Autor: Orlando Fedeli

  • Consulente: Clarisse
  • Localizaçao: Rio de Janeiro – RJ – Brasil
  • Religião: Católica

Estudei minha vida inteira em um Colégio de freiras espanholas e elas sempre me ensinaram que a Igreja Católica só admite o uso da tabelinha para controle de natalidade pelo casal. Nenhum outro método anti-natural seria aceito.

Ocorre que meu namorado me disse que tenho que ter quantos filhos Deus quer e que não poderia me valer da tabelinha. Ora, nos dias de hoje em que a mulher é chamada a contribuir igualmente para o orçamento familiar e com o alto custo de vida, como cuidar e prover uma família de 10 filhos nos dias de hoje e ainda ter que trabalhar oito horas por dia? Por que fazer uso da tabelinha que é um metodo natural seria errado?

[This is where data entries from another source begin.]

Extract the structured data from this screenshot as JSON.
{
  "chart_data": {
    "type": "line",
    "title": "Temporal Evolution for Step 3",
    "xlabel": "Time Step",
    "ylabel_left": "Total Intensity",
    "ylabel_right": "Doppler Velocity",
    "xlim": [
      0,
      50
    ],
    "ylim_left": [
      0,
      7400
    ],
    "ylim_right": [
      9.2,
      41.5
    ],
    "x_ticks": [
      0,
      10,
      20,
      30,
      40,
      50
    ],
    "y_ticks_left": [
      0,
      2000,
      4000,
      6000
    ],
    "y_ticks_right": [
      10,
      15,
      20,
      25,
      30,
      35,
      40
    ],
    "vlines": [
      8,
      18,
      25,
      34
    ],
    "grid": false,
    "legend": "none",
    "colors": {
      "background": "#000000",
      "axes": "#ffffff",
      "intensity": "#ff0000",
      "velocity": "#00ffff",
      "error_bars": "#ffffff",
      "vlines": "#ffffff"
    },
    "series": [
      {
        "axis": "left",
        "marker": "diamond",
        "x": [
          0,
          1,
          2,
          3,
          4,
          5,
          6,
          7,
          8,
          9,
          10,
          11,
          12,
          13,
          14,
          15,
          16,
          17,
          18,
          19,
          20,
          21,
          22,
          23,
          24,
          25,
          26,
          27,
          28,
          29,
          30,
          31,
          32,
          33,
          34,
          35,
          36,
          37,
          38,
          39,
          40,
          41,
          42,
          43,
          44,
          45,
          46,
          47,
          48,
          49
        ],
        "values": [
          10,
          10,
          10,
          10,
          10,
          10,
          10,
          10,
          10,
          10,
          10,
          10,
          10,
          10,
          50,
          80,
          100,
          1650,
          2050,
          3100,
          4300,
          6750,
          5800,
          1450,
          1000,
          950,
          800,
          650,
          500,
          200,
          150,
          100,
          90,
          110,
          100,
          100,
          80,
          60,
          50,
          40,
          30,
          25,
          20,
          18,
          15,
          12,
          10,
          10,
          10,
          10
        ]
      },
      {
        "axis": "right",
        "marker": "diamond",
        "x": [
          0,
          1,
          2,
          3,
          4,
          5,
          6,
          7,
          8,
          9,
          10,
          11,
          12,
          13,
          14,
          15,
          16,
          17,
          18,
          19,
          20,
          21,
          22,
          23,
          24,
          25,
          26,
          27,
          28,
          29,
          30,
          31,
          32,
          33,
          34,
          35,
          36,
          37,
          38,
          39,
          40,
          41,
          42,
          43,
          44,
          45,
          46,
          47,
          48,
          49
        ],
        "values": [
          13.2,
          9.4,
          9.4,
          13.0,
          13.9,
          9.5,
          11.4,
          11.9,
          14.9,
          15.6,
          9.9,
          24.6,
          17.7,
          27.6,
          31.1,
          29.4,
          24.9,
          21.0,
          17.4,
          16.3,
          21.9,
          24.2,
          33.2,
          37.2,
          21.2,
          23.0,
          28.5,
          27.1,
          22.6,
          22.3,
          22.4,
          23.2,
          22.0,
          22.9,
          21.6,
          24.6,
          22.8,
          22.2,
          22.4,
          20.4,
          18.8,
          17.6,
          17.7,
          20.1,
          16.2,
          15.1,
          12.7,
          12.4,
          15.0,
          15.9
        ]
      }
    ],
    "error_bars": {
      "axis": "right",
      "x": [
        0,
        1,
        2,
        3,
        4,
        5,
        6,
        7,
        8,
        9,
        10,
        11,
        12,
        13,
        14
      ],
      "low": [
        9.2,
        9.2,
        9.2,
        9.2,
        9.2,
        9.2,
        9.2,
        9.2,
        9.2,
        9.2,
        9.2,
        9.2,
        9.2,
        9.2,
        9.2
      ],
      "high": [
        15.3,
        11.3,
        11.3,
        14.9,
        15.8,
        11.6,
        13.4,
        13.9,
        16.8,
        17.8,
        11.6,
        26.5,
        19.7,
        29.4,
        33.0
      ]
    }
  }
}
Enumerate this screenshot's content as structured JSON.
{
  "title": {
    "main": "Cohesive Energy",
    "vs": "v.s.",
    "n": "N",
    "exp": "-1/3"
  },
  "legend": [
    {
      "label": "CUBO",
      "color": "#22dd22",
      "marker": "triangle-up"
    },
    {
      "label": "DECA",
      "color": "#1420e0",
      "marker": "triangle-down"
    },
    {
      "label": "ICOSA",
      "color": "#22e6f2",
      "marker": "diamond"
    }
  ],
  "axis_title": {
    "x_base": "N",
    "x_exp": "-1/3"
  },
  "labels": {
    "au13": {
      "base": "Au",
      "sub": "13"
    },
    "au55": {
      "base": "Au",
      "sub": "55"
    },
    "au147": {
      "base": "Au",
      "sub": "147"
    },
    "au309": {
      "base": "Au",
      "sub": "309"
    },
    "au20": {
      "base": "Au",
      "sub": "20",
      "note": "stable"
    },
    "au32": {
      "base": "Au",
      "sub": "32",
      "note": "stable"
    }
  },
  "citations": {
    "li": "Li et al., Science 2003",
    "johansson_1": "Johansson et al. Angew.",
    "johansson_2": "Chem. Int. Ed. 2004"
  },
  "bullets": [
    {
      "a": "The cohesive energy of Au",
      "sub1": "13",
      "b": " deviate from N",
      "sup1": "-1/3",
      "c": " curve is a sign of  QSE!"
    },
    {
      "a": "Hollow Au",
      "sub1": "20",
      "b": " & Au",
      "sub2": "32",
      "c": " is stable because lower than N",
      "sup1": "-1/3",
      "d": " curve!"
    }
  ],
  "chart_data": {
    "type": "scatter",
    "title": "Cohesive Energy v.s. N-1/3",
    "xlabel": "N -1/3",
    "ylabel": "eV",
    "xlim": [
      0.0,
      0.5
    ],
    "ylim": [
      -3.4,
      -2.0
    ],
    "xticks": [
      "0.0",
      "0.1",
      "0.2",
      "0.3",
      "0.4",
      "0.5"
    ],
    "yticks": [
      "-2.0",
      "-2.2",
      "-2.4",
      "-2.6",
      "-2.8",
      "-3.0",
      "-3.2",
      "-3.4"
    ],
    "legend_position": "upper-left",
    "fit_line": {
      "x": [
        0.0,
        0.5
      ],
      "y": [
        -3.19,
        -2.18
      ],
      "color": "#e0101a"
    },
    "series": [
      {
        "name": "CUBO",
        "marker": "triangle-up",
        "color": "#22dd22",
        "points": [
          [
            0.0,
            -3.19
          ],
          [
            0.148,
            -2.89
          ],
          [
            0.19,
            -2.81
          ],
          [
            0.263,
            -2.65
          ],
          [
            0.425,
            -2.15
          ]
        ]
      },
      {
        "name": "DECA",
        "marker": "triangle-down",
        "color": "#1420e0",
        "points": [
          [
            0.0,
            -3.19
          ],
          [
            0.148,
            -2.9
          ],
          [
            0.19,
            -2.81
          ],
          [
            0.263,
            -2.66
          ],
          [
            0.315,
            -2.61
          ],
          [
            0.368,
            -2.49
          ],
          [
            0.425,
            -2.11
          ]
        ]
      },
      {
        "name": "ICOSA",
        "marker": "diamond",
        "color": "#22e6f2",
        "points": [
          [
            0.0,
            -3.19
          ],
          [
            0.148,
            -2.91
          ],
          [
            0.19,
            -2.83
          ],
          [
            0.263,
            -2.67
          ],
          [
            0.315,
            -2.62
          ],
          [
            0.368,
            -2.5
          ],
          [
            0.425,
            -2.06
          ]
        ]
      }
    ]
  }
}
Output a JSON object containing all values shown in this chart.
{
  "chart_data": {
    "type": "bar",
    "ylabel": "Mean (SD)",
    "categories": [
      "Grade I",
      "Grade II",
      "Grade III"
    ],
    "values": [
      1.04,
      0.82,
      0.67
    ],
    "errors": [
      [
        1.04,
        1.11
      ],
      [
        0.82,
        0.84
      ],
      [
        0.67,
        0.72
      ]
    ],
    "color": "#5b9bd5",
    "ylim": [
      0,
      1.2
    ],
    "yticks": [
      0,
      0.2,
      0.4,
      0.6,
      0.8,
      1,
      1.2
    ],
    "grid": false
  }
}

Quero amar meus filhos e poder educá-los de forma igual, dando a eles as mesmas condições e oportunidades. Quero estar presente na educação formal e religiosa deles e não vejo porque diminuir as chances de engravidar, sem deixar de cumprir com o dever de coabitação, macula a minha fé católica.

Aguardo uma resposta.

Obrigada.

Muito prezada Clarisse, salve Maria !

Esse é um assunto delicado, do qual só poderei tratar de modo genérico. Os casos mais particulares e mais delicados só podem ser tratados por um prudente e sábio sacerdote.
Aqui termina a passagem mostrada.